How does HCT account for this?

Glad I could help!
 
By your line of thinking, that correlation wouldn't be enough to assert the relationship between the three. Which doesn't make sense to me at all.
There’s clearly a strong relationship. No one is denying that in this thread.

Sure, correlation isn't causation, but with enough data to support it and with no data to undermine it, you can assume it.
The strong relationship between the mind and brain may not be causal. For example, it may be one of identity.

Until we have a theory/model—mechanistic or otherwise—of how brain processes cause qualitative conscious experiences, it’s not safe to assume they do.

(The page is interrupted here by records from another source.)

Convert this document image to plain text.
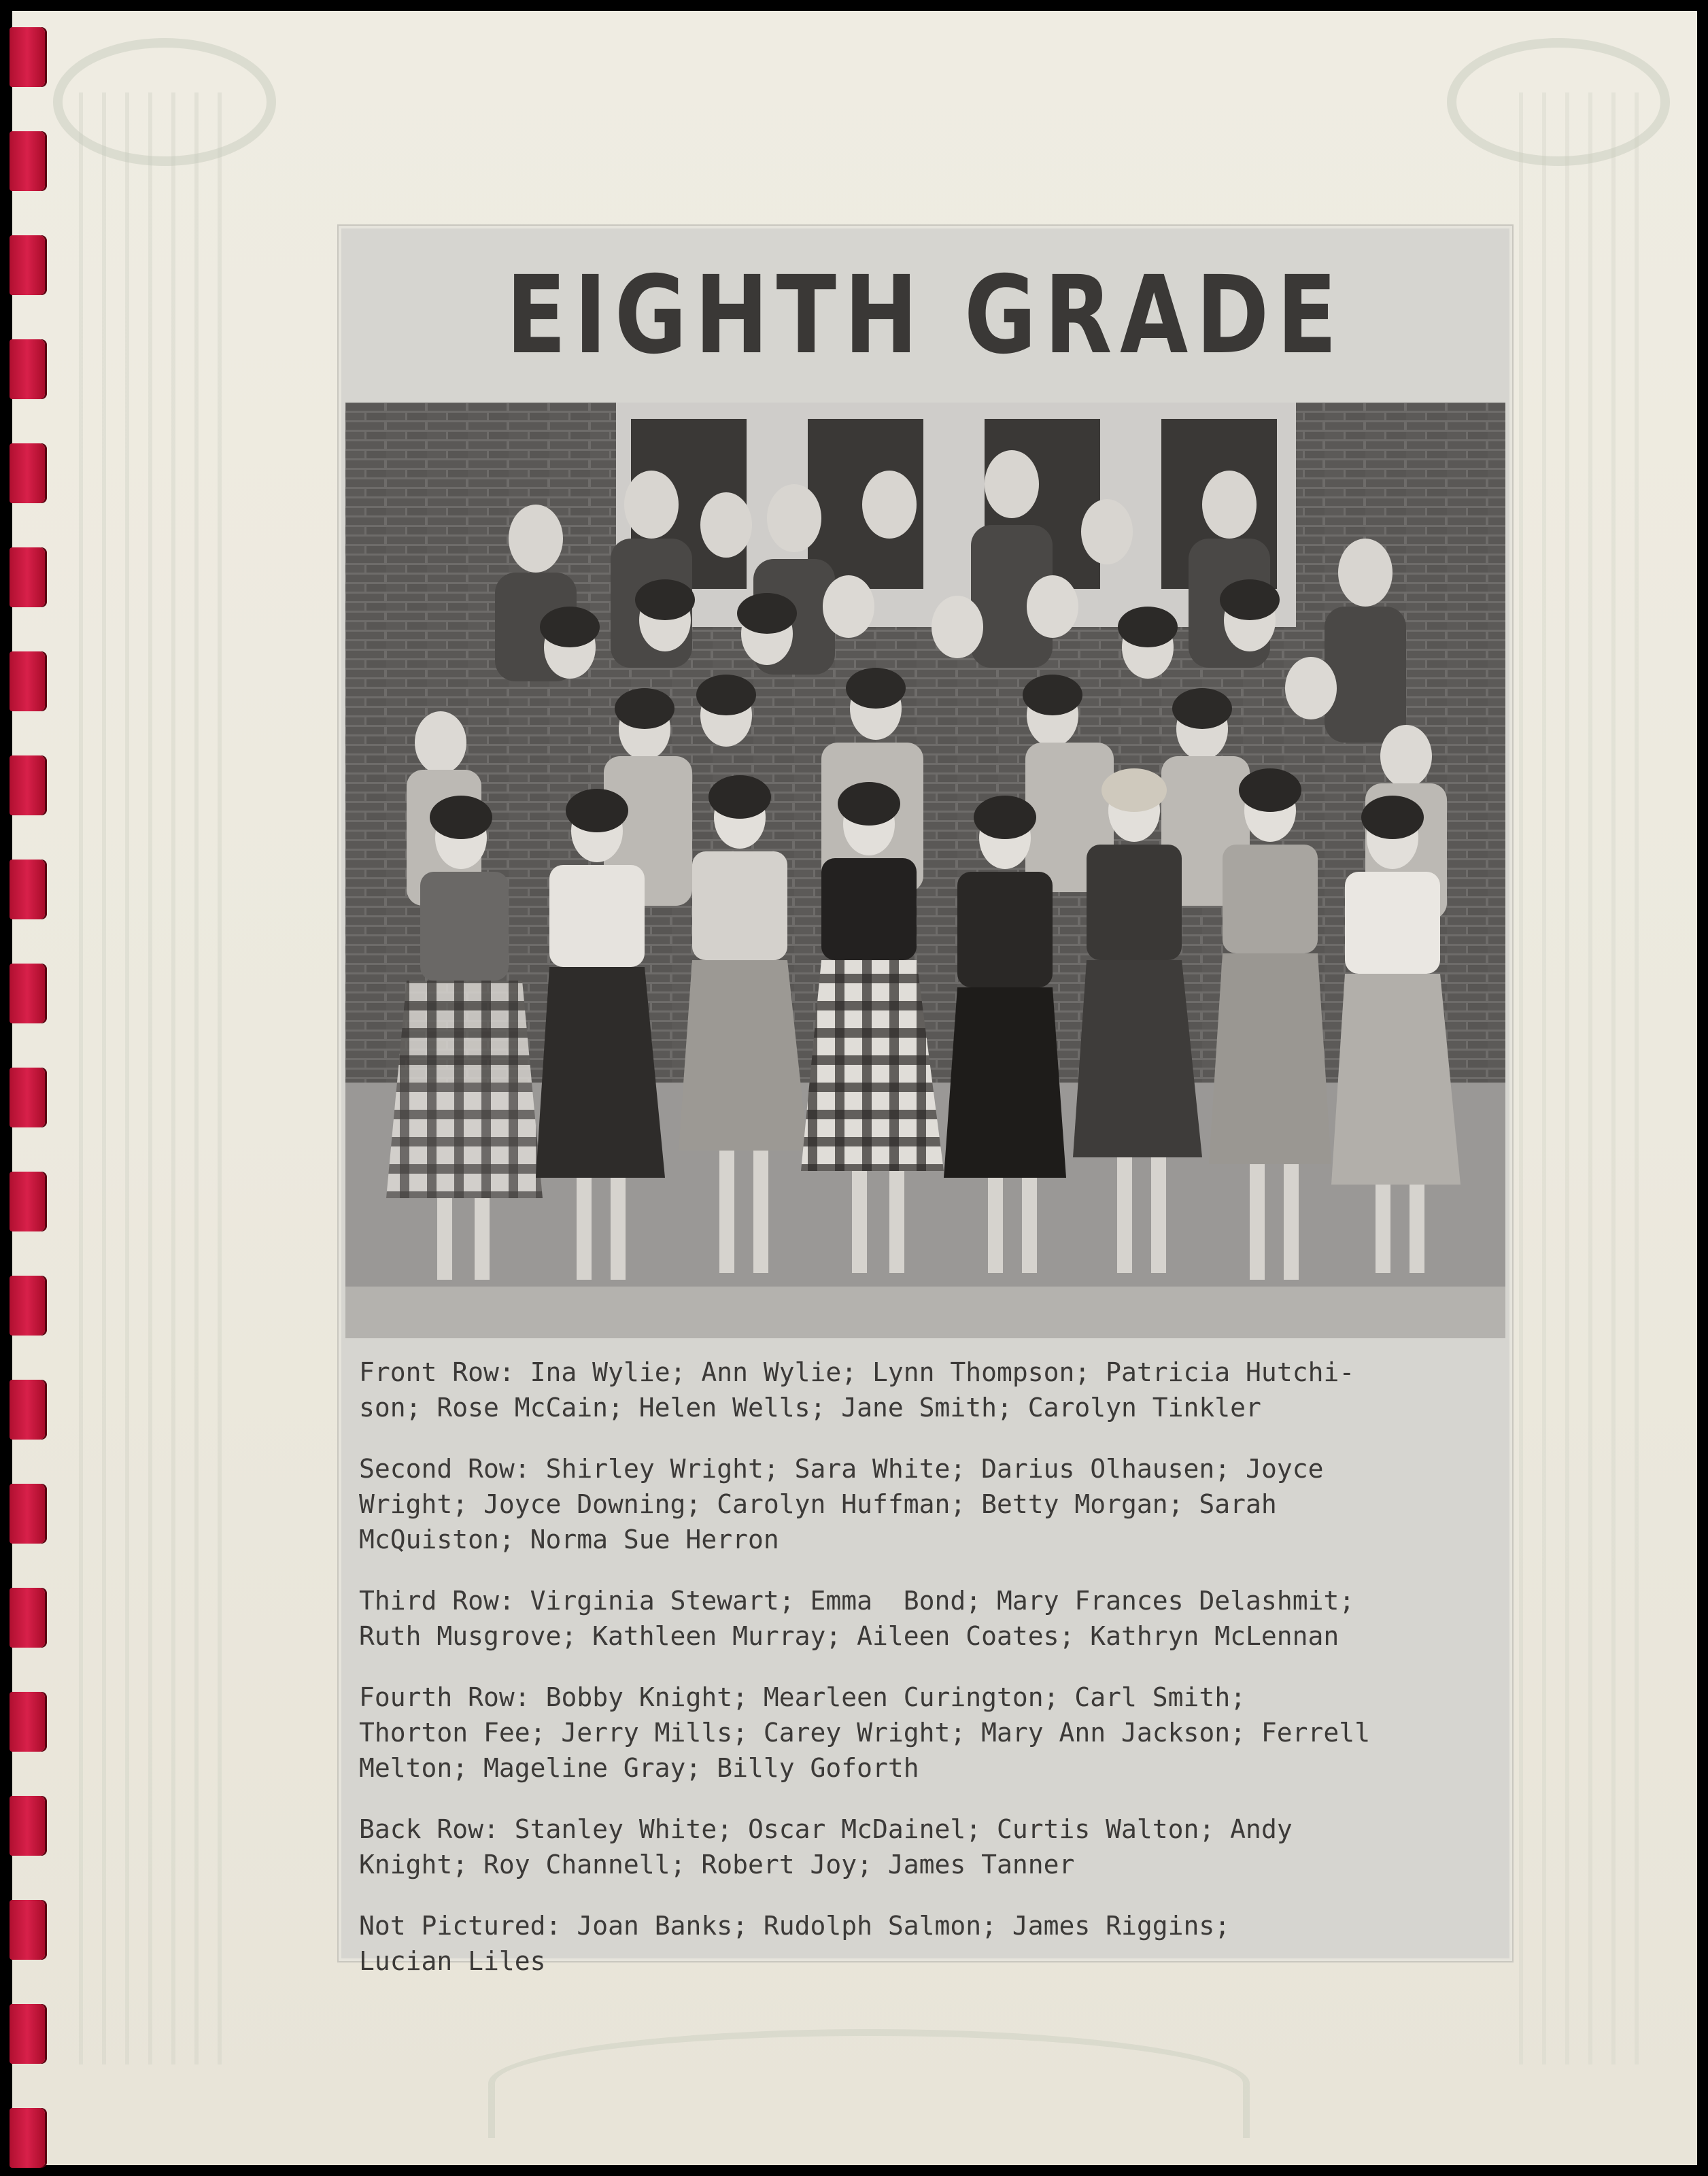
EIGHTH GRADE

Front Row: Ina Wylie; Ann Wylie; Lynn Thompson; Patricia Hutchi-
son; Rose McCain; Helen Wells; Jane Smith; Carolyn Tinkler

Second Row: Shirley Wright; Sara White; Darius Olhausen; Joyce
Wright; Joyce Downing; Carolyn Huffman; Betty Morgan; Sarah
McQuiston; Norma Sue Herron

Third Row: Virginia Stewart; Emma  Bond; Mary Frances Delashmit;
Ruth Musgrove; Kathleen Murray; Aileen Coates; Kathryn McLennan

Fourth Row: Bobby Knight; Mearleen Curington; Carl Smith;
Thorton Fee; Jerry Mills; Carey Wright; Mary Ann Jackson; Ferrell
Melton; Mageline Gray; Billy Goforth

Back Row: Stanley White; Oscar McDainel; Curtis Walton; Andy
Knight; Roy Channell; Robert Joy; James Tanner

Not Pictured: Joan Banks; Rudolph Salmon; James Riggins;
Lucian Liles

What is the relationship between neural interactions and qualitative experiences such as green, salty, and itchy? Other than to say there is one, we simply don’t know.
 
Is there a problem with the Paracast system's software? I'm not getting the usual posting screen. Don't know if this post will even appear? Thanks for information or help.
 
How so? We did a forum update this morning, but I don't see anything of that sort. The formatting toolbar is updated, but that shouldn't make a difference.
 
Is there a problem with the Paracast system's software? I'm not getting the usual posting screen. Don't know if this post will even appear? Thanks for information or help.
Ok, that posted. Still no ordinary tools available. But I have a question for @marduk: why do you seem to believe that some or many of the questions we have been pursuing in this thread require the addition of "another universe" in order to be answered?
 
How so? We did a forum update this morning, but I don't see anything of that sort. The formatting toolbar is updated, but that shouldn't make a difference.

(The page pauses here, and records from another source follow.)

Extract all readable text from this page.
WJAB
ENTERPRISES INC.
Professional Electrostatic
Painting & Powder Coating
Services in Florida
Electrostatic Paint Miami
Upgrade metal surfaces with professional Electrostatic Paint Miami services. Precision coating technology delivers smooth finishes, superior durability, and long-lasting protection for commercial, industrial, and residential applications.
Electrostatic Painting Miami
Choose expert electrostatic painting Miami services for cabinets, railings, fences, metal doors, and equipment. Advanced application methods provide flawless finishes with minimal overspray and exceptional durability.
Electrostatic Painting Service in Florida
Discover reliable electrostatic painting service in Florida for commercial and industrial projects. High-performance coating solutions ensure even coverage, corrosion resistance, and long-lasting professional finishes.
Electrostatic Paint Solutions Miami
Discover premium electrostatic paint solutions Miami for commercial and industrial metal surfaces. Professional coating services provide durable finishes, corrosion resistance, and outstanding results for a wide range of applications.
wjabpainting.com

Thanks Gene. I'm going to try to post a screenshot of how my posting screen appears at present (though it does not seem to prevent my posting, so perhaps only a glitch in my computer:

1607107327251.png
 
If you mean formatting tools, Constance, please check your forum settings under your name. Not sure why this would happen to you.
When I turned on my computer an hour ago I received a message that I did not have an internet connection, but almost immediately I did. Perhaps some loss of modem connection overnight, since resolved. Also, I guess what I'm seeing in my posting screen is the new toolbar. Is that right?
 
What is the relationship between neural interactions and qualitative experiences such as green, salty, and itchy? Other than to say there is one, we simply don’t know.
I think we know more than is suggested above. Not only do we know there is a relationship, we know a lot about the particulars of it, to the point where it's more than reasonable to assert that there is a cause and effect relationship between certain numbers and configurations of neurons and certain types of subjective experiences. The mantra "correlation doesn't equal causation" has been a red herring here for far too long.
 
I think we know more than is suggested above. Not only do we know there is a relationship, we know a lot about the particulars of it, to the point where it's more than reasonable to assert that there is a cause and effect relationship between certain numbers and configurations of neurons and certain types of subjective experiences. The mantra "correlation doesn't equal causation" has been a red herring here for far too long.
Dark matter is known to exist because the shape of the spirals of galaxies would look different otherwise.
So we also can tweak one neurone here or there and note the sensations they elicit.
These are observables which science can look to explore in increasingly fine detail.
But the whole point of the HP/EP paper is that it claims that consciousness is a uniquely difficult question for addressing, not observables, but subjectivity itself, which has no physical essence that can be dissected with the physical scientist's scalpel.